At first it was the fate of the female beggars but more and more, other women began to be labeled and taken. Prostitutes, crazies, orphans, libertines, protestants, cripples, cretins, Jews, criminals, alcoholics, moribunds, witches, melancolics, the blind, girls born of adultery, lesbians, epileptics, thieves, sorcerers, seniles, idiots, depraved, intriguing minds, erotomaniacs, spoiled girls with suicidal tendencies, bohemians, fatties …
This creative and seemingly endless list showcases a collection of some of the charges, symptoms or assigned behaviors used to ostracize a woman from society. Parisian women of the 1700s could be labeled any one of those things, true or false, branded hysterical, and regardless of her social status could be sent away into the dingy halls of the asylum forever.
Centuries ago, before becoming one of the largest hospital complexes in Europe, La Salpetrière had a less altruistic use as a gunpowder factory. Under Louis XIV, it was turned into an asylum that operated more like a prison, where female outcasts could be shut away from existence. With no promises of recovery or freedom, the unfortunate “patients” usually finished out their natural lives there, “for their own good.”
This era was defined by Michel Foucault as the “Grand Confinement,” when battalions rummaged every night through the darkest streets and dead ends of the capital to arrest the poor, the immoral or the incurable ones. Isolation and repression being considered an effective way to purge debauchery, the prostitutes were gathered at La Force, an imposing prison with a special building just for the ladies. The women were held in “La Petite Force,” and their punishment for trying to survive was decided. Some of them would be selected to be deported to Louisiana, Quebec or the Caribbean colonies; others would end up in La Salpetrière.
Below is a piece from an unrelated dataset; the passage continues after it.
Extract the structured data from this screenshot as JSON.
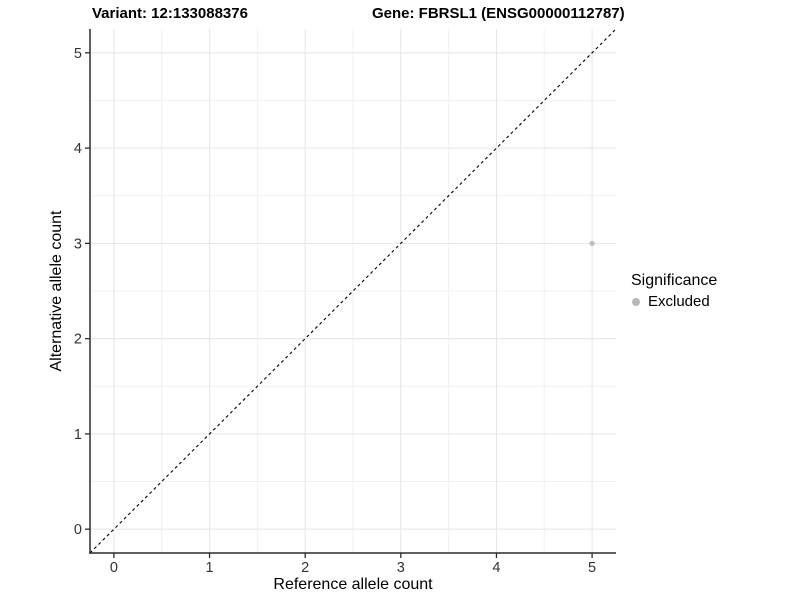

During the September Massacres of 1792, a frenzied mob invaded the Salpetriere, with the intention of freeing the imprisoned prostitutes. Anger, fear and mob mentality took hold and after the working women were freed, the women that were truly ill were dragged into the streets and brutally murdered, staining the revolution with ugliness.
Starting at Place Camatte Zaydoff, go through Rue des Archers and you’ll see the long, monotone housing constructions that once housed the battalions. Not far from there in Rue des Petites Loges (Quartier Charcot) you’ll come across a series of three one-floored buildings. Established in 1680 to solve La Force’s overpopulation issue, these small houses used to form the so-called “Quartier des Folles,” the district that housed around 600 hysterical women being kept in miniscule cells. Each day, following a highly popular hygiene regimen, the women were chained outdoors to the semicircular benches seated on the floor, allowing them the smallest breath of fresh air.
Tormenting society’s delicate sensibilities by their mere presence in the heart of Paris, the disheveled pariahs in their white gowns were anonymous ghosts. These pitifully forgotten remained in their rat hole until their savior, Doctor Pinel, set them free, in a manner of speaking, with his revolutionary ideas of moral therapy and humane mental health care.